The mirror, which had a self-aware intelligence of its own, delighted in the prospect of going to Heaven. It was so excited that it became very difficult to bear, and the imps carrying it aloft lost control of it. It fell, and was shattered into more than a trillion fragments.

These fragments, shot like bullets by the velocity of the impact, flew in every direction. Some tiny ones lodged in the eyes and hearts of human beings, whose powers of sight and feeling were affected accordingly. Some were big enough to serve as windows in great houses, or as mirrors on walls, while some were only big enough to serve as lenses in spectacles, microscopes, spectroscopes, and telescopes — but all of them had the power to deceive, and pollute, and make things seem wrong.

Perhaps, if the imps had not been so small-minded, they would not have been able to take such delight in this result, but as things were they were well content with all the laughter they derived from these petty perversions of the human world. They forgot all about their grander plan, and they probably had insufficient imagination to wonder what they might have seen had they ascended all the way to Heaven, there to discover what the mirror would make of the images of angels, and of the Divine Countenance Itself.

The second story told how a fragment of the magic mirror lodged in the heart of a boy, who became dissatisfied with all he saw, until he was carried off by the Snow Queen, leaving behind the little girl he had formerly loved, and who still loved him.

The remaining five stories — of which my conscientiously unrefreshed memory is rather vague — told of the little girl’s heroic search for the lost boy, and of the eventual reclamation of his capacity to feel the way humans should.

This passed for a happy ending among children capable of identifying themselves entirely with the little girl, although it was actually the most despairing ending imaginable, because it left more than a trillion fragments of the mirror distributed throughout the world: in eyes and hearts, in mirrors and windows, and in optical instruments of every technologically feasible kind.

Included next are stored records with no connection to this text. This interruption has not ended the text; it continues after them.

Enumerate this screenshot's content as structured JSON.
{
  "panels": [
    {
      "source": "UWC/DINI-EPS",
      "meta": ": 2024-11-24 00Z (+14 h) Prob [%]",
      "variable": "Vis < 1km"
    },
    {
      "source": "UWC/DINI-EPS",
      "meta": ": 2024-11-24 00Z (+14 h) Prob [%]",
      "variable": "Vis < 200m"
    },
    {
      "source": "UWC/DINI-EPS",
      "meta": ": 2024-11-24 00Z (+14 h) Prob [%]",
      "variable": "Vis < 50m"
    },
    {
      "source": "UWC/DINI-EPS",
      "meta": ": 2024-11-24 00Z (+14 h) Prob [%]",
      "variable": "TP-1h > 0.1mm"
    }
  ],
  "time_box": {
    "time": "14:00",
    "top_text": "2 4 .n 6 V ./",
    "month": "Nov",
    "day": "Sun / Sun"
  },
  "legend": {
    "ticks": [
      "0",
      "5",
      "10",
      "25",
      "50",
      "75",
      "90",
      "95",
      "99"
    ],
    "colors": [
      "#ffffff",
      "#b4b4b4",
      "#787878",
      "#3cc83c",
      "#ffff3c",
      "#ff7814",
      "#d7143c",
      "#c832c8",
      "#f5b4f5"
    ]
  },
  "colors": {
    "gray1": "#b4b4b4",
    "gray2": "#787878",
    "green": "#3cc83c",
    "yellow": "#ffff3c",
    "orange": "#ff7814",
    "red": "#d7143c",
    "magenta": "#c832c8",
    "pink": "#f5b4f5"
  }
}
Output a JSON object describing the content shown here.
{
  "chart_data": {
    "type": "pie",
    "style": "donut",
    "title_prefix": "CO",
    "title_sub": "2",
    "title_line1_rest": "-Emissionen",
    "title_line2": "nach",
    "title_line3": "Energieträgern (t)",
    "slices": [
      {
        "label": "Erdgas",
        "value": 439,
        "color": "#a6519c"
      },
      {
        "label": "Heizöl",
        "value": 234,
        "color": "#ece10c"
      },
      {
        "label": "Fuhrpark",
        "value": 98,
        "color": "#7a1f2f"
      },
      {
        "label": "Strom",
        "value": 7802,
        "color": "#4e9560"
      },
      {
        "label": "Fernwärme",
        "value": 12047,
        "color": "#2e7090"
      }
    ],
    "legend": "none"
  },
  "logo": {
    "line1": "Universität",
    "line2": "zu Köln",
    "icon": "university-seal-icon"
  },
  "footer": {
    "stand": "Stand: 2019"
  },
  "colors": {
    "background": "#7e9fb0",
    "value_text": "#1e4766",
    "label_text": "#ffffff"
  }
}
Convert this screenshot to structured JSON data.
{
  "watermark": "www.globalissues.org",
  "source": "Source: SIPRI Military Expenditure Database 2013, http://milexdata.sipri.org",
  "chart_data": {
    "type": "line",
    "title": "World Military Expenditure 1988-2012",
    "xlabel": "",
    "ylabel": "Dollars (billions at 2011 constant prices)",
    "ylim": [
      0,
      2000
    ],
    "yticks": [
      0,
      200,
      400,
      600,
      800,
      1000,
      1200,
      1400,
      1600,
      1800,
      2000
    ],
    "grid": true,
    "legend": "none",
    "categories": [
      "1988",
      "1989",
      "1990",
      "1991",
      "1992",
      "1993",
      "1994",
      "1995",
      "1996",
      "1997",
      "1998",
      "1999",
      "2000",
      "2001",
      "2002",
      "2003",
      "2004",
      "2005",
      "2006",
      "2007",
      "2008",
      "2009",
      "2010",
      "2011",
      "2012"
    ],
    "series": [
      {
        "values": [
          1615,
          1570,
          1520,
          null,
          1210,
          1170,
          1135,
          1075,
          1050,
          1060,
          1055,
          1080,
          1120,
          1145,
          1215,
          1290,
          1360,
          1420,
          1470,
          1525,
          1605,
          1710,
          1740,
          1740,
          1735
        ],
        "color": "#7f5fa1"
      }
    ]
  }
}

Strangely enough, the story was very popular, at least while the world was inhabited by people thoroughly accustomed to despair.

I had already begun to understand, while I trudged toward the real snow queen’s palace with increasingly leaden feet, why Christine Caine liked the story so much, even after her transformation into a murderous puppet. She was then so direly in need of redemption for herself that she had no sentiment to spare for the world.

Her main problem, of course, was rationalization.

Most of what we think of as intentions are actually excuses. Our behavior is far more mechanical than we like to believe; we refuse to see ourselves as robots reacting programmatically and helplessly to external and internal stimuli, so we make up stories to explain why we did what we did. Mostly, it’s easy. Sometimes, it’s not. Occasionally, we become desperately inventive, and even then can find no way to convince ourselves, or soothe our phantom guilt. Rationalization is a two-edged sword.

Christine Caine had killed thirteen people — thirteen being a number of ill omen — because some impish individual had wanted to test the power of malevolent IT. Then she had been left alone in her misery, to explain her actions to herself and others as best she could, even though no imaginable explanation could possibly have served her purpose.

How the imps must have laughed!

And now it was all going to happen again. This time it was happening in the land of Faerie — but that would not make it seem any less real, in terms of Christine Caine’s perceptions. Quite the reverse, in fact.